Ted Mittelstaedt tedm at ipinc.net
Mon Apr 21 16:46:15 EDT 2008



> -----Original Message-----
> From: ppml-bounces at arin.net [mailto:ppml-bounces at arin.net] On 
> Behalf Of Nigel Cassimire
> Sent: Monday, April 21, 2008 12:57 PM
> To: ppml at arin.net
> Subject: Re: [ppml] [Spam] Re: FW: No transfer policies are needed
> 
> 
> Robert Seastrom wrote:
> 
> >	Have you an alternative scheme to put forward, or are you simply
> against the one that has been proposed?  You would not be 
> alone if you advocated doing nothing at all and simply 
> allowing the address space to run out...
> 
> I don't have a strong advocacy since I am just beginning to 
> understand arguments on both sides of this issue. However I 
> confess that my background is in the telephone business where 
> it is routine for numbers to be recycled and for digits to be 
> added to the addressing scheme when necessary. So from that 
> frame of reference, I want to understand why it might be 
> advantageous to spend money trading in v4 addresses as 
> opposed to spending for v6 transition 

The truth is that for SOME people it will be advantageous to prolong
IPv4 life as long as possible, even if that means allowing a "market"
Your always going to find people with perfectly legitimate and logical
arguments for prolonging IPv4.

However, Internet policies should be geared to what is the best for
the entire Internet, not what is best for just some of the networks
in the Internet.

The fact of the matter is that there's been plenty of notice of the
upcoming IPv4 exhaustion.  At this time ALL major desktop operating
systems (ie: Windows XP and Vista, FreeBSD, Linux, and last but not
least MacOS X) support IPv6.  ALL major router vendors support IPv6
in their corporate and enterprise product.

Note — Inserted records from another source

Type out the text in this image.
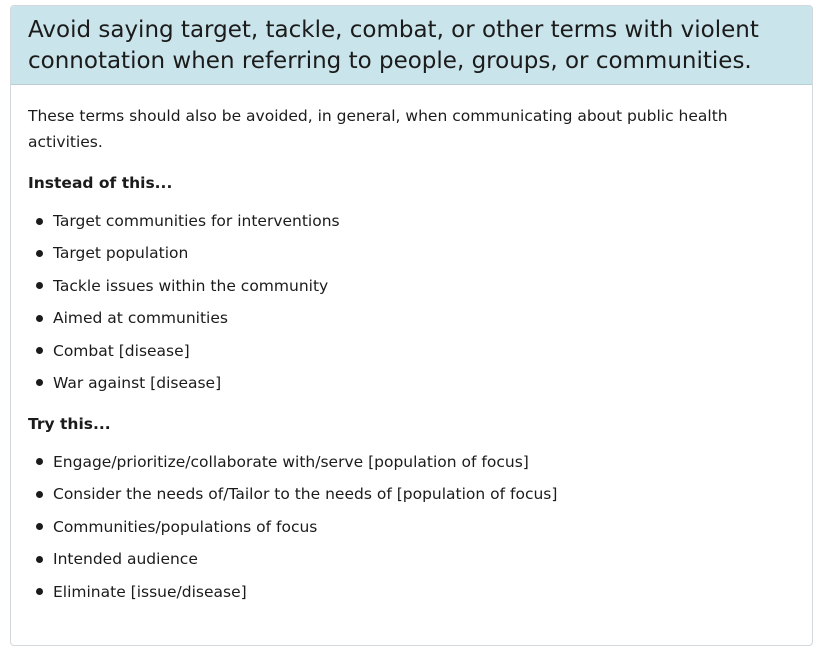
Avoid saying target, tackle, combat, or other terms with violent connotation when referring to people, groups, or communities.

These terms should also be avoided, in general, when communicating about public health activities.

Instead of this...

Target communities for interventions
Target population
Tackle issues within the community
Aimed at communities
Combat [disease]
War against [disease]

Try this...

Engage/prioritize/collaborate with/serve [population of focus]
Consider the needs of/Tailor to the needs of [population of focus]
Communities/populations of focus
Intended audience
Eliminate [issue/disease]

The time it will take to switch the Internet over to IPv6 from IPv4
increases every day that new IPv4 is handed out.  That reason alone
is good enough to stop handing IPv4 out right now.

The ONLY possible argument against switching over right now is that
the millions of DSL and Cable modems out there do not have firmware
that supports IPv6.  But, that is merely an issue for the DSL and
Cable providers that supplied those devices.  All of those devices
are firmware-upgradable and it is perfectly possible to write IPv6
compliant firmware, or reconfigure those devices into bridged mode
and put an IPv6-compliant, inexpensive ethernet-to-ethernet router
behind them.

This situation is very much like the I-5 bridge over the Columbia
River between the State of Oregon and the State of Washington in the
United States of America.  This
is the ONLY REMAINING operating DRAWBRIDGE on the ENTIRE US Interstate
highway system.  It is PARALLELED by the I-205 bridge 2 miles away
that has 3 times the number of lanes and is a concrete bridge over
the Columbia that is less than 10 years old.  It quite obviously is
rediculous to have a I-5 highway traffic running over a drawbridge
that interferes with shipping traffic, in a metropolitian area that
has heavy vehicle traffic, and there are plans to replace it.  Yet,
every time they get ready to fire up the bulldozers, there's people
who come out of the woodwork with perfectly legitimate and logical
arguments FOR THEMSELVES to prolong the life of the existing bridge.
In the meantime, industrial property alongside the interstate, and the
river, languishes, and concrete and steel prices continue to rise.  By
the time the old bridge collapses of it's own weight and age, cost to
construct a replacement will have easily quadrupled.  Basically, what
will have occurred is that the minority who found it financially
advantageous
to delay switchover to the new bridge, will have pulled down the pants
of the rest of the majority who will end up paying far more for this
than the amounts saved by the minority who delayed it.

Similarly to this, the people advocating for an "IPv4 market" or any
other of the delaying schemes that would further IPv4 beyond the natural
runout, are in essence pulling the pants down on the future users of
the Internet, who will bear far higher IPv4->IPv6 switchover costs
since there will be far more IPv4 deployed, than the money saved by
the advocates of delaying IPv4 termination.